Osteopaths are continually practising and refining their skills. Their knowledge is passed on from one generation to the next via the teaching schools and in group practices.
Having been helped by an osteopath, patients go on to recommend the approach to others in need: this is the best kind of approval and referral, as it is entirely genuine (not contrived by those with a vested interest).
In spite of, or perhaps due to, the strength of tradition within the profession, there has been little activity to conduct large scale research into the efficacy of osteopathy. Large scale trials are extremely costly, and with no ‘product’ to market at the end, funding for such ventures is hard to come by.

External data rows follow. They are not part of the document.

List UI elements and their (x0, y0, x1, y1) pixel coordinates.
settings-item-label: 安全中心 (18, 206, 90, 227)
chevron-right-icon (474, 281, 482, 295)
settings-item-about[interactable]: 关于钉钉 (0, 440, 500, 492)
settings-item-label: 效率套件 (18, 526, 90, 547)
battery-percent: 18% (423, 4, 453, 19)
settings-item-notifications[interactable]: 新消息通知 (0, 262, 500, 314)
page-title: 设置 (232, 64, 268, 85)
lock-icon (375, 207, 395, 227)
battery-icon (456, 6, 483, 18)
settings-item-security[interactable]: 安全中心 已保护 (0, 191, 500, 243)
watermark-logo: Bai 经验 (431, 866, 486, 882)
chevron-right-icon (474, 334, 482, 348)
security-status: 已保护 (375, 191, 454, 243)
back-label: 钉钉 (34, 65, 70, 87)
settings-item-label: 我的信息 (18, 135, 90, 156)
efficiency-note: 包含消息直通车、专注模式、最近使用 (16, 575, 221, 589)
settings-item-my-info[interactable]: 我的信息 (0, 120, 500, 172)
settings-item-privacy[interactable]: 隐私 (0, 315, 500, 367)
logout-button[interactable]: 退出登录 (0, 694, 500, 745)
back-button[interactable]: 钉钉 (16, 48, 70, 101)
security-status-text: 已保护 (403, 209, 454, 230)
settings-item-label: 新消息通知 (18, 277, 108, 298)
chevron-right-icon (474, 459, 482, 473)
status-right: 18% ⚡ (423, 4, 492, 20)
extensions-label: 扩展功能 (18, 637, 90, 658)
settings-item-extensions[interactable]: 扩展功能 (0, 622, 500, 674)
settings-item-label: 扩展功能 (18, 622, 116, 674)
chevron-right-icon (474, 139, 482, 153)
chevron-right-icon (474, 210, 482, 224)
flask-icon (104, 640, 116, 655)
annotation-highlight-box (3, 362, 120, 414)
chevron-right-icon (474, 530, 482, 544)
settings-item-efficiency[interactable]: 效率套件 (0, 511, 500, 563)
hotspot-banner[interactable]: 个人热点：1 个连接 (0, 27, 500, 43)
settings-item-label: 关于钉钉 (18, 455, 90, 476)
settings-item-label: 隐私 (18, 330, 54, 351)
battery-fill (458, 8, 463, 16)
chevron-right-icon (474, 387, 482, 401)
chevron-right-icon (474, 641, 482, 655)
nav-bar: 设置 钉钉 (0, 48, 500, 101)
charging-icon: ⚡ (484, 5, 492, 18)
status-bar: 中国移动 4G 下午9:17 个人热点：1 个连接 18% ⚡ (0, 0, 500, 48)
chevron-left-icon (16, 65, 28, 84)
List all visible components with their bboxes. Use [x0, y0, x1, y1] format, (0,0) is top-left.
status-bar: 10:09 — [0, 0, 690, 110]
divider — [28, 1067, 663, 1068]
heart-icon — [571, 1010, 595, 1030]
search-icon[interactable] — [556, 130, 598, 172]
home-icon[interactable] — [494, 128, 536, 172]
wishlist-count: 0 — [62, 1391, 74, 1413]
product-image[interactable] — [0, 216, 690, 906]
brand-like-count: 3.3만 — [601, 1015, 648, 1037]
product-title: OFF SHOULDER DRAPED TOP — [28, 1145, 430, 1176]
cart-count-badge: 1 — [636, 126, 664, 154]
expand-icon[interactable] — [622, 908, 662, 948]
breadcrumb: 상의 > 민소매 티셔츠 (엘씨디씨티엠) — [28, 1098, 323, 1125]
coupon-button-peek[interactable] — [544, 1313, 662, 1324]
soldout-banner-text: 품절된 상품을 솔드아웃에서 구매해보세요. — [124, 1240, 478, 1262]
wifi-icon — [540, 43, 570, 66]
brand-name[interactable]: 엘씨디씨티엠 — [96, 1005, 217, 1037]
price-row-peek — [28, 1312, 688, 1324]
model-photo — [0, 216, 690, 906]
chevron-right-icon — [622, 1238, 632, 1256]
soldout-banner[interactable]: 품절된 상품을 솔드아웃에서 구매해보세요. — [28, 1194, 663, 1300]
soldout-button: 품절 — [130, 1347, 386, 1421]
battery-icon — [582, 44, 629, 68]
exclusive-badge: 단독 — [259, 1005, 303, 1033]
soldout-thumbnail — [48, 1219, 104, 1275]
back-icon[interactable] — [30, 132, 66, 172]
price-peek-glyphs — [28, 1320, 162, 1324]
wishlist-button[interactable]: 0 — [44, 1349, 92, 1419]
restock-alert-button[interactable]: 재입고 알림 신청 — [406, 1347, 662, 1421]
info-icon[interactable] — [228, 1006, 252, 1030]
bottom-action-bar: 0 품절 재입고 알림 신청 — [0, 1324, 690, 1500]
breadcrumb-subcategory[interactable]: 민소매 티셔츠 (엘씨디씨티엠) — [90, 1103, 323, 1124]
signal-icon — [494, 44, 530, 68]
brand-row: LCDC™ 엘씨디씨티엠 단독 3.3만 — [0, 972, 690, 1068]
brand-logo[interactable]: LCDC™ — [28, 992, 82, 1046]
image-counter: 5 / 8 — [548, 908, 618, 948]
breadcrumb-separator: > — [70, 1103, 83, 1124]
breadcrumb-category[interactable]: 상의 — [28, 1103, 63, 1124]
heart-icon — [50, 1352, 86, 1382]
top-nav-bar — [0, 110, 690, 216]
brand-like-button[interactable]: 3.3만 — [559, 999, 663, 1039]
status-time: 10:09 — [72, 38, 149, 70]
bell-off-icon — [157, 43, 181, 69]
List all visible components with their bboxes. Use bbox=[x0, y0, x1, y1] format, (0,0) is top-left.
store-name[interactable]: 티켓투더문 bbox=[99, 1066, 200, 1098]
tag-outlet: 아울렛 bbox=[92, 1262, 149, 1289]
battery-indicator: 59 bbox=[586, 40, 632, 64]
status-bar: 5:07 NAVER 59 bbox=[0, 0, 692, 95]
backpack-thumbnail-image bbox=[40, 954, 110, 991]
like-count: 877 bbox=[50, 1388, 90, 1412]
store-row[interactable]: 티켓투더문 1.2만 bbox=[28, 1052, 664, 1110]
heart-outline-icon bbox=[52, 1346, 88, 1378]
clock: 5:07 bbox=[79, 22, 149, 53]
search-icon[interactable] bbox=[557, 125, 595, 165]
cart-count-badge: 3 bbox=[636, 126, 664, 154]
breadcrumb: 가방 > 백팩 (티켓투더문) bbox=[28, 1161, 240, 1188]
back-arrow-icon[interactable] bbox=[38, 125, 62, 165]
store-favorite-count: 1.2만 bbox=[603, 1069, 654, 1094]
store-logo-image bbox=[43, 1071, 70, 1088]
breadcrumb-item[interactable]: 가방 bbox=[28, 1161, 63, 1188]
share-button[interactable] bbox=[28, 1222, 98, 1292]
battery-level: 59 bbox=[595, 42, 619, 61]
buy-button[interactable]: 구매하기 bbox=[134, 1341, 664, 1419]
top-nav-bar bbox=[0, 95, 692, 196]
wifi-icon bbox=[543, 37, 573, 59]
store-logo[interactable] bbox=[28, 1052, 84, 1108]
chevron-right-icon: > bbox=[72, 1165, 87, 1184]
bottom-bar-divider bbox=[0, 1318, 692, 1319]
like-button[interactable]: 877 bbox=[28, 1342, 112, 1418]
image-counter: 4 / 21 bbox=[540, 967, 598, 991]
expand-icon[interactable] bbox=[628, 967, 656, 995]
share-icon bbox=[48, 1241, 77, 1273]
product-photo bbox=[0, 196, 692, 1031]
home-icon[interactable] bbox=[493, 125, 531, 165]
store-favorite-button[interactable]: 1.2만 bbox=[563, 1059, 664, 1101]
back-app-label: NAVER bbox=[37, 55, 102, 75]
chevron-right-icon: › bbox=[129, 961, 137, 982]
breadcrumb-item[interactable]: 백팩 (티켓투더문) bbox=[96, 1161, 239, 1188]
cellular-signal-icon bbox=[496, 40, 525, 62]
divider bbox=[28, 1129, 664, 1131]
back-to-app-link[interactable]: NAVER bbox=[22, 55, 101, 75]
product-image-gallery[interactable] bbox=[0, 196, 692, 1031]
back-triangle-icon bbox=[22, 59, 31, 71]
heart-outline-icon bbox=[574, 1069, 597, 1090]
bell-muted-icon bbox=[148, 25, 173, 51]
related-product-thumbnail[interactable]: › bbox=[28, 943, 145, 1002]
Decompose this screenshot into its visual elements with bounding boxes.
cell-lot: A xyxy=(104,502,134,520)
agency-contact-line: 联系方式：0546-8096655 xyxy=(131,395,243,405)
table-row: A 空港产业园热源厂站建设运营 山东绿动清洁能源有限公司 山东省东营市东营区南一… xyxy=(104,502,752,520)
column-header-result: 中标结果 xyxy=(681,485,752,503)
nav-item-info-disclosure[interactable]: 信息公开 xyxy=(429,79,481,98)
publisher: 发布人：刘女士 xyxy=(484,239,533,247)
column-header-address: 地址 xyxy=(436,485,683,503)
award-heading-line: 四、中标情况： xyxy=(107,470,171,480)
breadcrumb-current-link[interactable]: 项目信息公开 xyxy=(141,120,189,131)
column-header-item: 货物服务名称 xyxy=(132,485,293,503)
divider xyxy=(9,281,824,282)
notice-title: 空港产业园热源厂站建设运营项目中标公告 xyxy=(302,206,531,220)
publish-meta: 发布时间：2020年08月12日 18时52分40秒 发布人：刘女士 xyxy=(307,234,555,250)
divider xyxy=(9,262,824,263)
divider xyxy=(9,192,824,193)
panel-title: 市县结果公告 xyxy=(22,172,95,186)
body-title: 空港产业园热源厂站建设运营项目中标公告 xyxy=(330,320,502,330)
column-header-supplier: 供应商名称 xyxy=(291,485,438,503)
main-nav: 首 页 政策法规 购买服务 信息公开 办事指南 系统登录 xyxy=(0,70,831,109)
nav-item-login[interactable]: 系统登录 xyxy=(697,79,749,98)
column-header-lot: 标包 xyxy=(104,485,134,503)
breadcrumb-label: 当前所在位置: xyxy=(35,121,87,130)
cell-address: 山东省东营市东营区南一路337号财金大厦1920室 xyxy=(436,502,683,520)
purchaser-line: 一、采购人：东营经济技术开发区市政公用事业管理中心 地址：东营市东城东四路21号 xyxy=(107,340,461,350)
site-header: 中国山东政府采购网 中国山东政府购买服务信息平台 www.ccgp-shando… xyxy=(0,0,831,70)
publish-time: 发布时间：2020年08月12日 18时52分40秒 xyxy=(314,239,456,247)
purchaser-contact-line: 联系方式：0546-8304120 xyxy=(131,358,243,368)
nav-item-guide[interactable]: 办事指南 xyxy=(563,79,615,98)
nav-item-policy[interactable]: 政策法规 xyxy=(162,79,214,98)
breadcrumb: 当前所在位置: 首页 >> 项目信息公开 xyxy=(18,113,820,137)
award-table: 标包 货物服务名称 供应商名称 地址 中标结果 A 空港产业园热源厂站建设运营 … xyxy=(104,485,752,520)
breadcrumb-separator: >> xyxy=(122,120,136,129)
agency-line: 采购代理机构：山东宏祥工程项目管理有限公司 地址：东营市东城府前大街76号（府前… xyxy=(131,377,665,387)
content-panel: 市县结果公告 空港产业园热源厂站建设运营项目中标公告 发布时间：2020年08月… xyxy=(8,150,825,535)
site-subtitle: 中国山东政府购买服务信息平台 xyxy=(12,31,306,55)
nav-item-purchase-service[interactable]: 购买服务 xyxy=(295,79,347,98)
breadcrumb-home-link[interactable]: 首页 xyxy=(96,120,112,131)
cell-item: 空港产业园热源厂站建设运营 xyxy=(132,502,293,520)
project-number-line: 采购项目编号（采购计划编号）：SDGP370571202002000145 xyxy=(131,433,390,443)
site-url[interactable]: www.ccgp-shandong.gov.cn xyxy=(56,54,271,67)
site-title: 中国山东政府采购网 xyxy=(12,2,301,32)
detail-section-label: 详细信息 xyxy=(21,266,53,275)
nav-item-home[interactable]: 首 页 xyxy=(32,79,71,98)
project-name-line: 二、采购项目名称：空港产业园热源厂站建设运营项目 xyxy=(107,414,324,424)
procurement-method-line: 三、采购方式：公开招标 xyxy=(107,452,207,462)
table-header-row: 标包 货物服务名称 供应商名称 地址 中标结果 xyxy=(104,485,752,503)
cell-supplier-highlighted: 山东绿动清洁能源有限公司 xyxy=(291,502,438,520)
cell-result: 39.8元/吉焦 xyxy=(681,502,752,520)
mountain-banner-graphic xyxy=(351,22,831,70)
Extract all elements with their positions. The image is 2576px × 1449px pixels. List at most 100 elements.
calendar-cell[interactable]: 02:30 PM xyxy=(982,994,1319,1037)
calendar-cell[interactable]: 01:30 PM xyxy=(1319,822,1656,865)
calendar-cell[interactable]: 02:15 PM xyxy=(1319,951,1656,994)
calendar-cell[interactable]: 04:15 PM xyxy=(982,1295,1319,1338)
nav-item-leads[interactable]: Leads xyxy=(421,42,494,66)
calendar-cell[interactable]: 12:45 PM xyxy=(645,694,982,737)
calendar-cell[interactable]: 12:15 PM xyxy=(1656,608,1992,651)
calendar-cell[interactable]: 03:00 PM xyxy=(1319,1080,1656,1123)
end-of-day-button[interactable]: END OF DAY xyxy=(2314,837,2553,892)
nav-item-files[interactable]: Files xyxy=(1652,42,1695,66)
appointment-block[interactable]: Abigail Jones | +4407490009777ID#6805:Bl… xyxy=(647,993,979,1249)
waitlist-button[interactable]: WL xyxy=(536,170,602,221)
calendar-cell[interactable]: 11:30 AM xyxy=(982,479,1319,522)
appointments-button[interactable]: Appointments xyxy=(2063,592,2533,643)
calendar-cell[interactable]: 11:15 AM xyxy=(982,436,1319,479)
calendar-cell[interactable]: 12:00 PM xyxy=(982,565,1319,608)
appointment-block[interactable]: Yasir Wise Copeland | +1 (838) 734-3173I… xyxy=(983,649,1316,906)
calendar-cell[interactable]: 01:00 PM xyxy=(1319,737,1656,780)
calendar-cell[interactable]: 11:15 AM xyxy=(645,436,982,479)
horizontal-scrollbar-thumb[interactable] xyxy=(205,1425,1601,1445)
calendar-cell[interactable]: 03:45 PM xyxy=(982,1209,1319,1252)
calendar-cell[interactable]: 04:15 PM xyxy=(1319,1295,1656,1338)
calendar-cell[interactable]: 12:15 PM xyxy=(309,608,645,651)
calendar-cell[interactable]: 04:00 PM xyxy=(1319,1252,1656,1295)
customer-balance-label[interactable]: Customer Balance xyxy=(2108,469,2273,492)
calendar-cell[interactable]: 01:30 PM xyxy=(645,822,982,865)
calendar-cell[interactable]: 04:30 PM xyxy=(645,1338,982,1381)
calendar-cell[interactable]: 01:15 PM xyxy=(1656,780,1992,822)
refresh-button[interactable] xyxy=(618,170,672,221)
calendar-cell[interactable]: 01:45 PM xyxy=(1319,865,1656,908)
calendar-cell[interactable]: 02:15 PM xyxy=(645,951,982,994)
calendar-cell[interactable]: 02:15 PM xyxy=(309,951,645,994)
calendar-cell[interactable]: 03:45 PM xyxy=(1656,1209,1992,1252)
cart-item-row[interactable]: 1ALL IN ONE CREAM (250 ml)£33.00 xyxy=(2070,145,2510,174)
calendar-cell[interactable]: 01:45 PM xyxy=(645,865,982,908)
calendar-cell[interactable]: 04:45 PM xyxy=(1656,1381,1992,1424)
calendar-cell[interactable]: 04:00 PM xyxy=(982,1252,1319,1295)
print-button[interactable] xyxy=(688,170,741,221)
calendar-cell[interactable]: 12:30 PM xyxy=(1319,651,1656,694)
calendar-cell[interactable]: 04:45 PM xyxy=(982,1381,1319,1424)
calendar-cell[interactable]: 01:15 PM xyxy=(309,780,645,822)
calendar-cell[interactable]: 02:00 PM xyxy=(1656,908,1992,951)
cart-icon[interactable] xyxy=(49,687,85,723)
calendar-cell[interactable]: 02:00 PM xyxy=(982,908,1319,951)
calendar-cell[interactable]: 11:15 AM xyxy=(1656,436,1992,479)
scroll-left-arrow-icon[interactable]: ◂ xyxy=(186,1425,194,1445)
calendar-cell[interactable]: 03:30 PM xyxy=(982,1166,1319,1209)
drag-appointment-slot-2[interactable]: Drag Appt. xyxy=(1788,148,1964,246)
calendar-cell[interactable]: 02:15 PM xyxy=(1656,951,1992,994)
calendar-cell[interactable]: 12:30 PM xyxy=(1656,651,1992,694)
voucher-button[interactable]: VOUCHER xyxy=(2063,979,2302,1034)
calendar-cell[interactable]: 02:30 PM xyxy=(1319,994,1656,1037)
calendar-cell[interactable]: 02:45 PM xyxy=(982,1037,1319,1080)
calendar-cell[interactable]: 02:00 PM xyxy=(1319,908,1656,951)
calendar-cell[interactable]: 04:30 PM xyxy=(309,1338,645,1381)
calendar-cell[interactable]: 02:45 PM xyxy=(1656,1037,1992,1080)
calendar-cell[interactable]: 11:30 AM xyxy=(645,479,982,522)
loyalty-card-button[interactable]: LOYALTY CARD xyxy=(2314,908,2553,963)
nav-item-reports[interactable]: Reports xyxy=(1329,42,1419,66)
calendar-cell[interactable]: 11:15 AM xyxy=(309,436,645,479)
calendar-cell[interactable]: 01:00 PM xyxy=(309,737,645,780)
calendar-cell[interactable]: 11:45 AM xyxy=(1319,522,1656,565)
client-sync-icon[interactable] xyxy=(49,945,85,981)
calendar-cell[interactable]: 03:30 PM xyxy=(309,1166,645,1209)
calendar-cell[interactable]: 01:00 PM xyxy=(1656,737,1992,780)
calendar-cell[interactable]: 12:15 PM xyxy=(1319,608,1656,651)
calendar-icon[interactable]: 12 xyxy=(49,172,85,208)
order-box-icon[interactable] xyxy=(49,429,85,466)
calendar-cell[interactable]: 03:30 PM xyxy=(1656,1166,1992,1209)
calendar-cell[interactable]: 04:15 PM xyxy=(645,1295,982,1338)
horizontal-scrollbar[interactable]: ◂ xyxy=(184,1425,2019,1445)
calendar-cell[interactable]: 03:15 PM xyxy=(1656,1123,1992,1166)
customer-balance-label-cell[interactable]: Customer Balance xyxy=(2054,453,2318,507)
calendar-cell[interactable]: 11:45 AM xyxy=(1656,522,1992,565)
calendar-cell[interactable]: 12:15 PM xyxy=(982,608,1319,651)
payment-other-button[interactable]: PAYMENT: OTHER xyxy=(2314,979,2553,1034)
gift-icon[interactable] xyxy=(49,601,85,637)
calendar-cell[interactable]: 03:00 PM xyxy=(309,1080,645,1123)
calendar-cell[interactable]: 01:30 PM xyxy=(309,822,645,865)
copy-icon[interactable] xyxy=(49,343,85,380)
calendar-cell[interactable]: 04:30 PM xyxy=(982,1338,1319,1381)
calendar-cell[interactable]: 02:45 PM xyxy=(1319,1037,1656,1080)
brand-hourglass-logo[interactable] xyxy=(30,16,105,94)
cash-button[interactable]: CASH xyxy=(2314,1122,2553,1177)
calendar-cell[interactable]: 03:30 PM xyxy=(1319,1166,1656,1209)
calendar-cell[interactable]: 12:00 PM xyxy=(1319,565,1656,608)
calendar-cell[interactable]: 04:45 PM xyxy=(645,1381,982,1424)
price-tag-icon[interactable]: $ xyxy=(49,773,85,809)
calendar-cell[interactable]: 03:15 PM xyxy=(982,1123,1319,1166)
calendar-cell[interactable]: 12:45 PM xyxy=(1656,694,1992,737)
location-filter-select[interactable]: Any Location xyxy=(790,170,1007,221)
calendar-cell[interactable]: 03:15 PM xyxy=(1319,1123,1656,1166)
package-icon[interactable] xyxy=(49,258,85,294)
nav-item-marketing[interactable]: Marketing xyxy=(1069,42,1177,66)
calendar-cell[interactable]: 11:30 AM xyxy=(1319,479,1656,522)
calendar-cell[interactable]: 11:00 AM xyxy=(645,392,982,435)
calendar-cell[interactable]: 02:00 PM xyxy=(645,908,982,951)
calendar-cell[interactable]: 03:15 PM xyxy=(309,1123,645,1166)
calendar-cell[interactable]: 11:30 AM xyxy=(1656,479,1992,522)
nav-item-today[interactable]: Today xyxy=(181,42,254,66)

However one such study, the UK back pain exercise and manipulation trial (UKBEAM 2004) confirmed that patients receiving manipulation as well as exercise and advice did better, both short and long term, than those that did not. This trial included 1334 participants. Two smaller RCTs, in 2012 and 2013, concluded that osteopathic manipulative treatment was effective in reducing the symptoms of low back pain.
Another indicator of best practice are the NICE guidelines for osteoarthritis (Feb 2008). They recommend the use of manual therapy (manipulation and stretching), and strengthening exercises and advice, as part of the intervention package.